You probably know more about writing than you realize, but you may not know how to use that knowledge to accomplish the full range of writing you need to do. You may have been discouraged by assignments that seemed silly and pointless. If so, you probably wondered, “Why?” and when you finished, “So what?” what you sensed was that real writing is done for a real purpose: Someone has a motive for writing—a motive stronger than simply wanting to complete an assignment. There are, as you will see, many motives for writing. Whatever the specific motive may be, however, writers write because they understand that writing is a way to satisfy a purpose that is important to them.
This book takes the position that successful writing begins with having a motive for writing and understanding how that motive can be fulfilled. The ten chapters that follow this introduction discuss a number of these motives and show how various writers have realized them: to interpret information, to evaluate something, to move others, to persuade others, to amuse others and to experiment with form. The final chapter emphasizes writing to understand reading, but the entire book assumes that reading is intimately connected to writing. Recognizing, through reading, the motives of other writers can help you discover your own sense of what you hope to accomplish when you write and so understand the principles likely to help you succeed.
And act of writing involves five elements that together form what is called the rhetorical situation: author, audience, purpose, topic and occasion.

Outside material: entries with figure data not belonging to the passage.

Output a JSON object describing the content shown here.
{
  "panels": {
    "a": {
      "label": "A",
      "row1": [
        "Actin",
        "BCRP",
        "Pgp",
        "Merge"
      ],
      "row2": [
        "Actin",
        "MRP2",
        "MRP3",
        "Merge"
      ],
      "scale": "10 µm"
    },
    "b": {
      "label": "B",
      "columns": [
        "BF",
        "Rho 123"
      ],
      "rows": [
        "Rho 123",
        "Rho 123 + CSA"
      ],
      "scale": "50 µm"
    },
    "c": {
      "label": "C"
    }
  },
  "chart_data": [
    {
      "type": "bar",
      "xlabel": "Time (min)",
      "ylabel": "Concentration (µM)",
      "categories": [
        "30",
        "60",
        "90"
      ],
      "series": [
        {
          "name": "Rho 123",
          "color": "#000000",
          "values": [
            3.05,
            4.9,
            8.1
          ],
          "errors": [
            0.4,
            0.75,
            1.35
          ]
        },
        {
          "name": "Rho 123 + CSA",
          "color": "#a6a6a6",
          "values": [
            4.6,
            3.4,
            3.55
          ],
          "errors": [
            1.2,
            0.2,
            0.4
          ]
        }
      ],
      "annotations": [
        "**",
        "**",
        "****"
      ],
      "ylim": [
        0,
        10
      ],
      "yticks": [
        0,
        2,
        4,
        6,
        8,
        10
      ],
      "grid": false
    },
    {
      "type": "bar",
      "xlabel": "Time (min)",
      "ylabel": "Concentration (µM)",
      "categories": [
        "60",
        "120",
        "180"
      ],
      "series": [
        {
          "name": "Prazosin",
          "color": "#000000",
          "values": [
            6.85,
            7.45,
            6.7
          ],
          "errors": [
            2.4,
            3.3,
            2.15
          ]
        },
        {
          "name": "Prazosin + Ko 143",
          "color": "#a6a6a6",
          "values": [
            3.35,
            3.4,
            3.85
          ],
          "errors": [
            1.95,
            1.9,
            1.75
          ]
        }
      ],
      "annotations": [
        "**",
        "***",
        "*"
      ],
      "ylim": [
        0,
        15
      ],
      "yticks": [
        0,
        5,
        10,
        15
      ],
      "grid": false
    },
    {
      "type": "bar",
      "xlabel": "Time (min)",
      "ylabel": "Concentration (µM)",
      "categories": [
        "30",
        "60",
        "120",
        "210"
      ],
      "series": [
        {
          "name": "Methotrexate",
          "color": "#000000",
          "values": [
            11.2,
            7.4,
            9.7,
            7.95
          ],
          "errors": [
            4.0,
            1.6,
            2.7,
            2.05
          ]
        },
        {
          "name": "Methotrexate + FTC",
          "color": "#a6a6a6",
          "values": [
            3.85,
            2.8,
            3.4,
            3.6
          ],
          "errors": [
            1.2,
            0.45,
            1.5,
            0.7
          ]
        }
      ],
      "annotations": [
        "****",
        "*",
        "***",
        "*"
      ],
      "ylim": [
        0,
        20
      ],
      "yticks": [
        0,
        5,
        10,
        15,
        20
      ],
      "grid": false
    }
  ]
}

As writers pursue different motives, they emphasize certain elements of the rhetorical situation over others. Recording a memory and exploring experience focus mainly on satisfying the needs of the writer. Moving, persuading and amusing others focus mainly on eliciting an appropriate response from the audience. Although reporting and interpreting information, evaluating something, and writing about reading certainly satisfy the writer’s needs and require the writer to think about the reader’s needs, they all focus to varying degrees on the subject matter or topic. Whatever your emphasis, though, you can seldom lose sight of any of these elements of the rhetorical situation for long.